I've thought about this idea and it's interesting... one thing I'm sure of, is that the logic rate should never be less than the display rate. If this happens, eventually you end up drawing the screen with no logic runs in between, which results in an uneven display. Your example uses 60 - my refresh rate is 75 Hz so this would be happening for me. I noticed the scrolling seemed to be jittering side to side constantly, maybe that's a side effect of that.
Next problem is that you might get uneven logic runs - alternating 1 and 2 logic runs per display means you'd move twice as far in one display than the next - but I guess we can live with that, since everything is pixel perfect precision. V-synced display is not perfect in windowed mode - it's much more reliable in fullscreen - so V-synced windowed games tend to 'drop' a frame (ie. miss a V-sync) every now and then.
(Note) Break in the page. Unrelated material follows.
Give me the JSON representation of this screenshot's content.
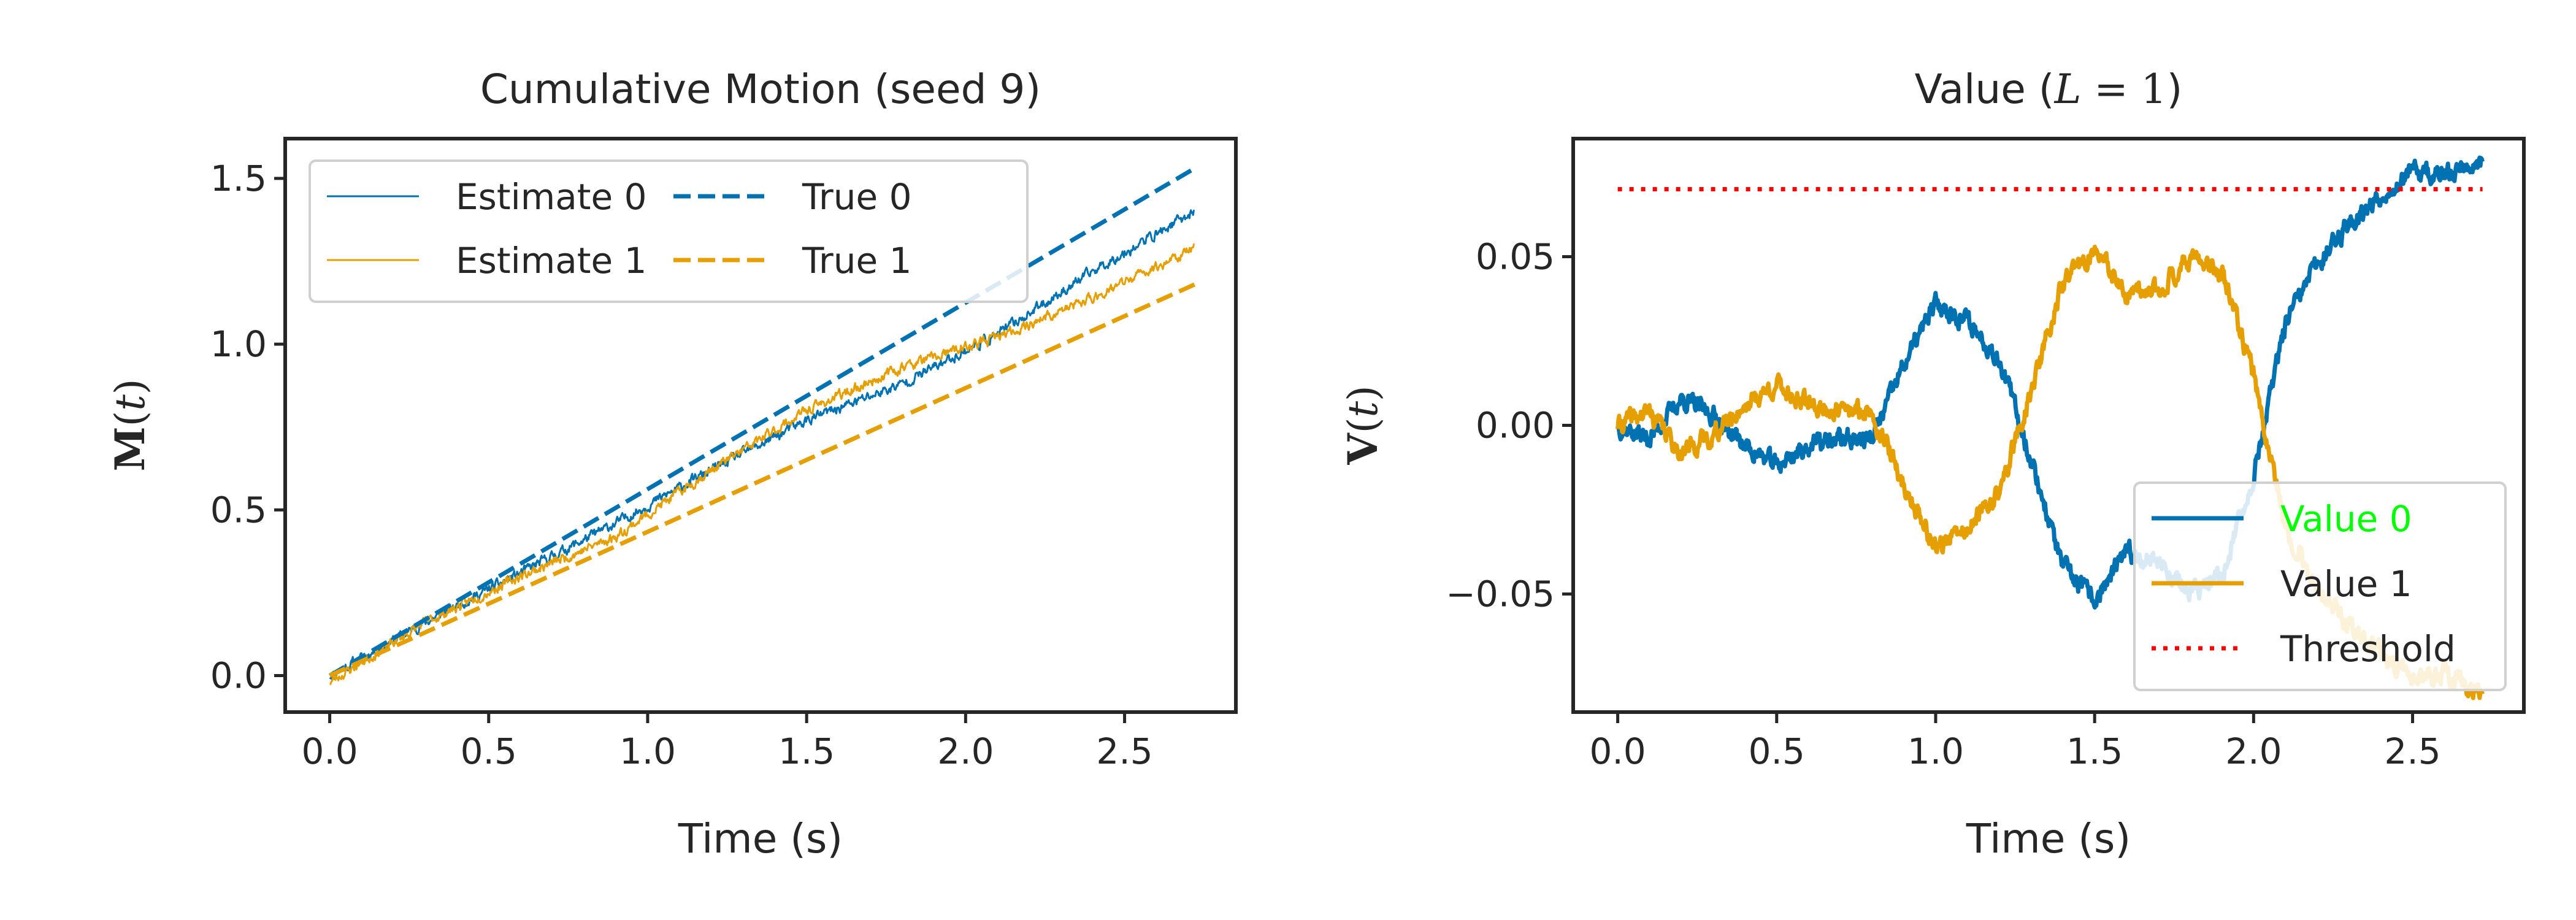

This could explain the logic running a lot to catch up when the next tick runs.
So it's a nice way to go about coding things - the only catch is if this is to be built in to the runtime, it can't distinguish movement code so would have to run the entire event list every logic execution. This might be OK I guess, but it might also use a lot of unecessary CPU. I would prefer to avoid using a trigger like 'On logic execution', because it won't integrate nicely with other features (ie. in theory it should be able to easily switch between a timedelta'd platform engine to a fixed rate logic platform engine without recoding the whole thing). If a 'fixed rate logic' mode was enabled, combined with 'override timedelta' (so timedelta is constant), this would achieve a similar thing, but at the expense of running the entire event list.
Your engine looks pretty good at the moment - you might find it more convenient to simply put all the movement code as a subevent to a single trigger (saves repeating the condition all the time). Also, the Function object does what you're trying to do with fastloops (a one-run fastloop is effectively a function). And as mentioned, you probably want to boost this to at least 120fps logic.
So really for a pixel-perfect engine which is as efficient as possible, you've hit on the right way to do it already! It can be done entirely with events. Do you think it should still be a built in feature, at the expense of running the entire event list?